For context, this refers to how Tusk consolidates individual tests into a single test file. Tusk doesn’t just blindly generate unit tests. Instead, our AI tool takes your existing test files and intelligently incorporates the new test cases, making sure the formatting, imports, and structure stay intact.

The incorporation step is an important part of our value prop—developers want their test files clean, readable, and executable.

To get this right, we needed to try multiple approaches and compare them on reliability and latency. Without a flexible eval setup, it was almost impossible to know if one approach was better than another.

Diagram of Tusk's test file incorporation
Tusk's test file incorporation workflow

The Lightweight Eval

To get test file incorporation right, we needed to try multiple approaches and compare them on reliability and latency. Without a flexible eval setup, it was almost impossible to know if one approach was better than another.

The breakthrough came when we realized we didn’t need some massive evaluation infrastructure. We just needed:

  1. A clear contract: What goes in, what should come out?
  2. A way to evaluate the outputs
  3. A way to view the results quickly

So we wrote simple scripts that would:

  • Take the part of the workflow we want to evaluate (say, test incorporation)
  • Create a dataset of inputs and outputs
  • Run the component across this dataset
  • Use Cursor or Claude, to quickly generate a visual HTML report showing:
    • The input
    • The agent’s output
    • Eval results

We dropped the report into a folder, opened it in our browser, and boom—we had a clear visual snapshot of how that component was performing across the dataset. We could now easily compare the results to see if the approach in question incorporated more tests and at a lower latency than the original output.

Table showing Tusk's lightweight evals for test file incorporation
HTML report for evaluating test file incorporation

Why This Works

These HTML evals aren’t fancy, but they work for three main reasons.

  1. Fast to set up. With AI-powered code generation, creating the eval scripts takes under 5 minutes. You’ll spend most of your time curating the dataset.
  2. Easy to modify. When your data format changes (which could happen often), update the dataset with the new inputs/outputs and regenerate a new HTML report with the help of AI-powered IDEs.
  3. Cost-efficient: Just scripts and files. No additional SaaS fees from LLM eval provider.

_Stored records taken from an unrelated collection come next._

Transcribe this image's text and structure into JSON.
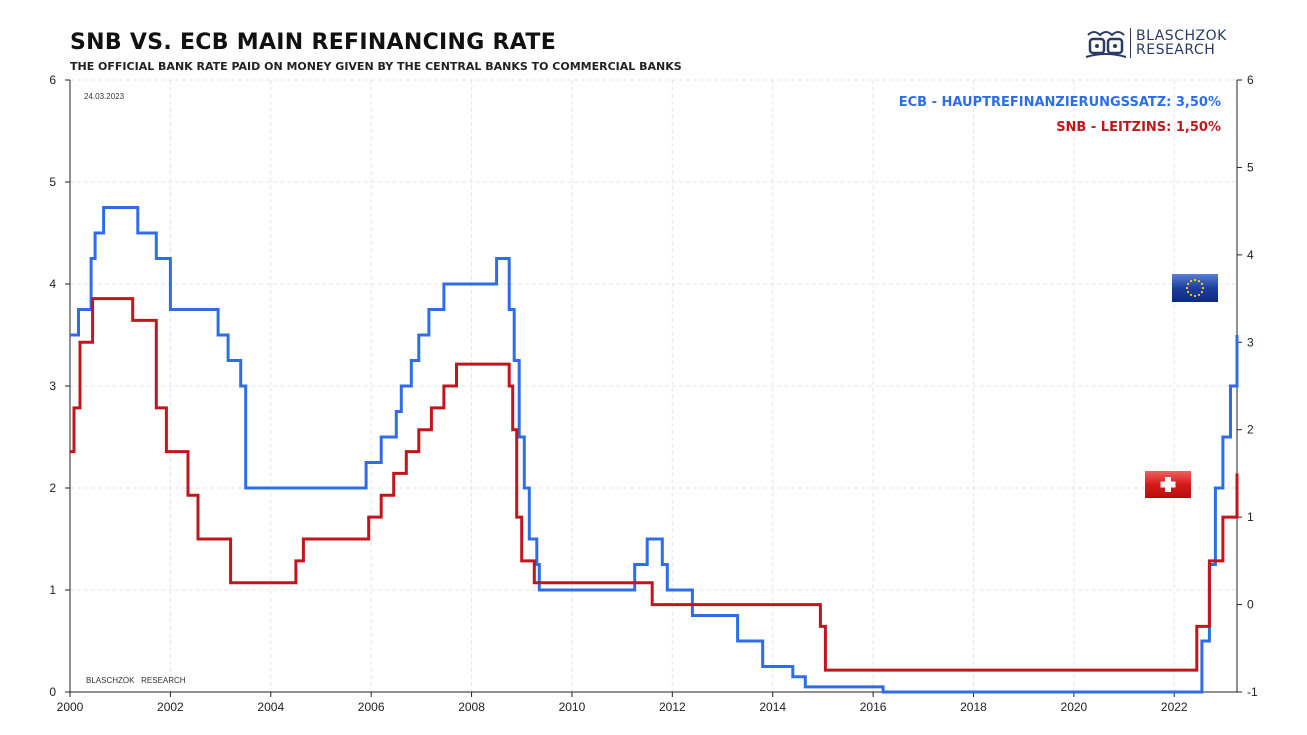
{
  "header": {
    "title": "SNB VS. ECB MAIN REFINANCING RATE",
    "subtitle": "THE OFFICIAL BANK RATE PAID ON MONEY GIVEN BY THE CENTRAL BANKS TO COMMERCIAL BANKS",
    "date": "24.03.2023",
    "watermark": "BLASCHZOK   RESEARCH"
  },
  "logo": {
    "line1": "BLASCHZOK",
    "line2": "RESEARCH",
    "icon": "crown-dice-icon"
  },
  "legend": {
    "ecb_label": "ECB - HAUPTREFINANZIERUNGSSATZ: 3,50%",
    "snb_label": "SNB - LEITZINS: 1,50%"
  },
  "colors": {
    "ecb": "#2f6de8",
    "snb": "#c0161c",
    "grid": "#e6e6e6"
  },
  "chart_data": {
    "type": "line",
    "title": "SNB VS. ECB MAIN REFINANCING RATE",
    "x_range": [
      2000,
      2023.25
    ],
    "x_ticks": [
      2000,
      2002,
      2004,
      2006,
      2008,
      2010,
      2012,
      2014,
      2016,
      2018,
      2020,
      2022
    ],
    "left_axis": {
      "series": "ECB",
      "ylim": [
        0,
        6
      ],
      "ticks": [
        0,
        1,
        2,
        3,
        4,
        5,
        6
      ]
    },
    "right_axis": {
      "series": "SNB",
      "ylim": [
        -1,
        6
      ],
      "ticks": [
        -1,
        0,
        1,
        2,
        3,
        4,
        5,
        6
      ]
    },
    "series": [
      {
        "name": "ECB - HAUPTREFINANZIERUNGSSATZ",
        "axis": "left",
        "color": "#2f6de8",
        "step": true,
        "x": [
          2000.0,
          2000.1,
          2000.17,
          2000.25,
          2000.42,
          2000.5,
          2000.67,
          2000.75,
          2001.35,
          2001.67,
          2001.72,
          2001.9,
          2002.0,
          2002.95,
          2003.15,
          2003.4,
          2003.5,
          2005.9,
          2006.2,
          2006.5,
          2006.6,
          2006.8,
          2006.95,
          2007.15,
          2007.45,
          2008.5,
          2008.75,
          2008.85,
          2008.95,
          2009.05,
          2009.15,
          2009.2,
          2009.3,
          2009.35,
          2011.25,
          2011.5,
          2011.8,
          2011.9,
          2012.4,
          2013.3,
          2013.8,
          2014.4,
          2014.65,
          2016.2,
          2022.55,
          2022.7,
          2022.82,
          2022.97,
          2023.12,
          2023.25
        ],
        "values": [
          3.5,
          3.5,
          3.75,
          3.75,
          4.25,
          4.5,
          4.75,
          4.75,
          4.5,
          4.5,
          4.25,
          4.25,
          3.75,
          3.5,
          3.25,
          3.0,
          2.0,
          2.25,
          2.5,
          2.75,
          3.0,
          3.25,
          3.5,
          3.75,
          4.0,
          4.25,
          3.75,
          3.25,
          2.5,
          2.0,
          1.5,
          1.5,
          1.25,
          1.0,
          1.25,
          1.5,
          1.25,
          1.0,
          0.75,
          0.5,
          0.25,
          0.15,
          0.05,
          0.0,
          0.5,
          1.25,
          2.0,
          2.5,
          3.0,
          3.5
        ]
      },
      {
        "name": "SNB - LEITZINS",
        "axis": "right",
        "color": "#c0161c",
        "step": true,
        "x": [
          2000.0,
          2000.08,
          2000.2,
          2000.45,
          2001.25,
          2001.72,
          2001.92,
          2002.35,
          2002.55,
          2003.2,
          2004.5,
          2004.65,
          2005.95,
          2006.2,
          2006.45,
          2006.7,
          2006.95,
          2007.2,
          2007.45,
          2007.7,
          2008.75,
          2008.82,
          2008.9,
          2009.0,
          2009.25,
          2011.6,
          2014.95,
          2015.05,
          2022.45,
          2022.7,
          2022.97,
          2023.25
        ],
        "values": [
          1.75,
          2.25,
          3.0,
          3.5,
          3.25,
          2.25,
          1.75,
          1.25,
          0.75,
          0.25,
          0.5,
          0.75,
          1.0,
          1.25,
          1.5,
          1.75,
          2.0,
          2.25,
          2.5,
          2.75,
          2.5,
          2.0,
          1.0,
          0.5,
          0.25,
          0.0,
          -0.25,
          -0.75,
          -0.25,
          0.5,
          1.0,
          1.5
        ]
      }
    ]
  }
}
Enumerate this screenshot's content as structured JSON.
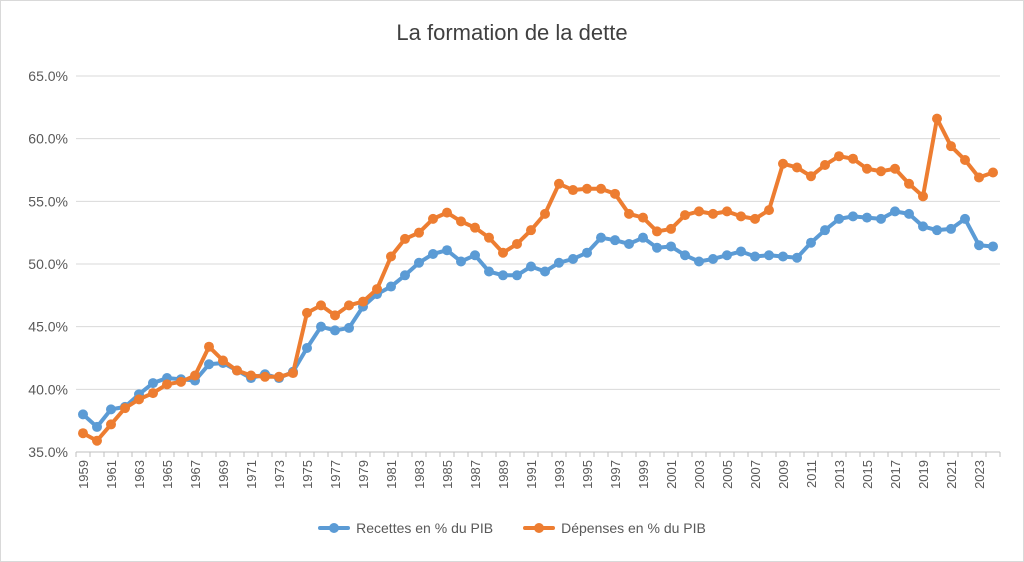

Once we had this pattern down, we started using it everywhere when building our LLM-powered product. Here are some scenarios where it’s been very helpful:

  • Trying three different strategies for formatting incorporated test cases to see which strategy had the most tests incorporated and the lowest latency
  • Determining if a new model helps or hurts a step in our test generation pipeline based on a predetermined success measure
  • Debugging edge cases in a workflow step to see if we can replicate it consistently for specific types of inputs

Instead of relying on intuition or scattered examples, we had a source of truth for quick decision-making. It's become our default way to answer, "Is this change actually better?"

Limitations

It's worth calling out some downsides of using this approach, namely:

  • Still a semi-manual process (albeit AI helps with script generation)
  • No historical tracking in one dashboard (though you could run these evals on merges to main or periodically and then store results in a DB)
  • If you didn’t already start out with functional programming, refactoring your code can be painful

For us, the tradeoffs were well worth it since it meant less overhead setting up infra and tooling to do eval-driven development. Your mileage may vary.

Final Takeaway

Your evals are your product. With vibe coding becoming more prevalent, there will easily be hundreds of random AI copycats of your product. Good evals is a moat for AI companies.

If there's one thing to take away from this post, it's that LLM evals don’t have to be heavyweight. They just need to be useful and treated as first-class citizens in your codebase. This way your team can maintain high product quality without slowing down your development cycle.

If you’re stuck on how to evaluate your agent, try starting with these lightweight evals. You'll be surprised at how far you get without excessive overhead.